Entry of hepatitis C virus (HCV) into hepatocytes is a complex process that involves numerous cellular factors, including the scavenger receptor class B type 1 (SR-B1), the tetraspanin CD81, and the tight junction (TJ) proteins claudin-1 (CLDN1) and occludin (OCLN). Despite expression of all known HCV-entry factors, in vitro models based on hepatoma cell lines do not fully reproduce the in vivo susceptibility of liver cells to primary HCV isolates, implying the existence of additional host factors which are critical for HCV entry and/or replication. Likewise, HCV replication is severely impaired within hepatocellular carcinoma (HCC) tissue in vivo, but the mechanisms responsible for this restriction are presently unknown. Here, we identify tumor-associated calcium signal transducer 2 (TACSTD2), one of the most downregulated genes in primary HCC tissue, as a host factor that interacts with CLDN1 and OCLN and regulates their cellular localization. TACSTD2 gene silencing disrupts the typical linear distribution of CLDN1 and OCLN along the cellular membrane in both hepatoma cells and primary human hepatocytes, recapitulating the pattern observed in vivo in primary HCC tissue. Mechanistic studies suggest that TACSTD2 is involved in the phosphorylation of CLDN1 and OCLN, which is required for their proper cellular localization. Silencing of TACSTD2 dramatically inhibits HCV infection with a pan-genotype effect that occurs at the level of viral entry. Our study identifies TACSTD2 as a novel regulator of two major HCV-entry factors, CLDN1 and OCLN, which is strongly downregulated in malignant hepatocytes. These results provide new insights into the complex process of HCV entry into hepatocytes and may assist in the development of more efficient cellular systems for HCV propagation in vitro.

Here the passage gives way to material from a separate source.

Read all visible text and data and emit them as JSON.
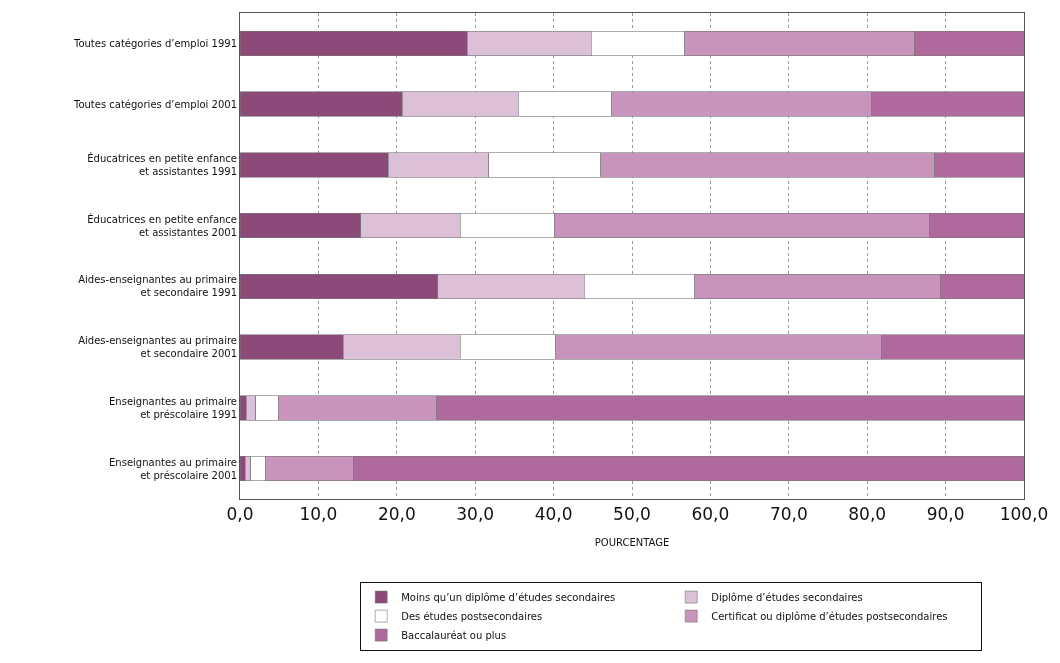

丙型肝炎病毒（HCV）进入肝细胞是一个复杂的过程，涉及许多细胞因子，包括1类清道夫受体B型（SR-B1），四跨膜蛋白CD81和紧密连接（TJ）蛋白claudin-1（ CLDN1）和occludin（OCLN）。尽管表达了所有已知的HCV进入因子，但基于肝癌细胞系的体外模型不能完全重现肝细胞对原代HCV分离株的体内易感性，这意味着存在对于HCV进入和/或致死至关重要的其他宿主因子复制。同样，体内肝细胞癌（HCC）组织中的HCV复制受到严重损害，但目前尚不清楚造成这种限制的机制。在这里，我们确定肿瘤相关钙信号转导子2（TACSTD2）是原发性HCC组织中被下调最严重的基因之一，它是与CLDN1和OCLN相互作用并调节其细胞定位的宿主因子。TACSTD2基因沉默破坏了肝癌细胞和原代人肝细胞中沿细胞膜的CLDN1和OCLN的典型线性分布，概括了原发性HCC组织在体内观察到的模式。机理研究表明，TACSTD2参与了CLDN1和OCLN的磷酸化，这对于它们的适当细胞定位是必需的。TACSTD2的沉默通过在病毒进入水平发生的泛基因型效应，显着抑制HCV感染。我们的研究确定TACSTD2是两种主要的HCV输入因子CLDN1和OCLN的新型调节剂，在恶性肝细胞中它们被强烈下调。这些结果为HCV进入肝细胞的复杂过程提供了新的见识，并可能有助于开发更有效的HCV在体外传播的细胞系统。